Claudia Cardinale, la plus française des actrices italiennes, s’en est allée à 87 ans. Alors qu’on aurait pu croire, en regardant ses films, que sa jeunesse et sa beauté étaient éternelles…

Dès ses débuts au cinéma, elle travaille avec les plus grands et incarne des personnages marquants. Dans Le Pigeon de Mario Monicelli en 1958, elle est Carmela, la Sicilienne, qui confinée dans sa cuisine, foulard sur la tête et balai à la main, est déjà d’une grande espièglerie en claquant la porte au nez de Renato Salvatori. Luchino Visconti lui confie un petit rôle dans Rocco et ses frères (1960) mais déjà celui d’une femme qui travaille et n’hésite pas à gifler l’homme qu’elle aime pour qu’il la respecte. Lors d’une scène de bagarre, Visconti, qui l’adorait, prit son porte-voix pour crier : « Ne touchez pas à la Cardinale ! » C’est encore Visconti qui lui offrit le rôle sur mesure d’Angelica, la fille sublime du bourgeois parvenu Don Calogero, dans Le Guépard (1963). Son entrée dans le salon du Prince Lampedusa restera comme l’une de ses plus belles apparitions, sa beauté d’abord perceptible dans les yeux de ceux qui la regardent avant de frapper ceux des spectateurs. Elle aura tourné la même année, en parallèle, Le Guépard et 8 et demi de Federico Fellini, la brune, intrigante et ambitieuse d’un côté, la jeune fille à la fontaine, blonde et angélique de l’autre.

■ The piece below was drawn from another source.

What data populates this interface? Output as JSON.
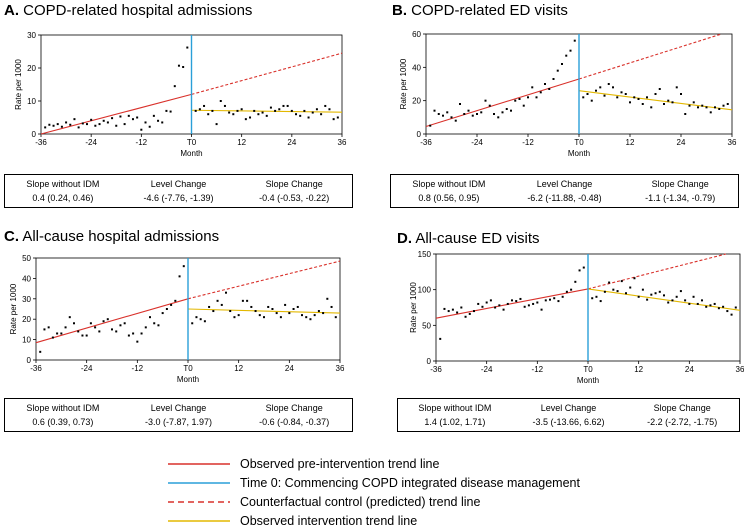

Elle aura traversé tambour battant ces années 1960, passant d’un chef d’œuvre à l’autre, en Italie, en France et aux États-Unis. Elle y sera tour à tour la princesse indienne de La Panthère rose de Blake Edwards (1963) mais aussi, bien sûr et surtout, Jill, l’ancienne prostituée d’Il était une fois dans l’Ouest de Sergio Leone (1968) où elle défendait bec et ongles ses terres en se confrontant à un monde d’hommes.
Claudia Cardinale était une femme et une actrice puissante, qui ne s’est jamais laissée enfermée dans un rôle et une féminité. Muse incontestée des grands réalisateurs italiens des années 1960, elle a su construire, dans une société encore très patriarcale, une carrière riche, incarnant à la fois des personnages de femme angélique mais aussi des femmes libres, complexes, engagées, physiques, qui ne se sont jamais laissé dicter leur conduite ou leur vie, une femme moderne tout simplement.
« Amuse-toi, ça empêche de mourir » disait-elle à Jean-Paul Belmondo dans Cartouche de Philippe de Broca, en 1962. Mais la vie a passé et la ragazza a fini par poser sa valise.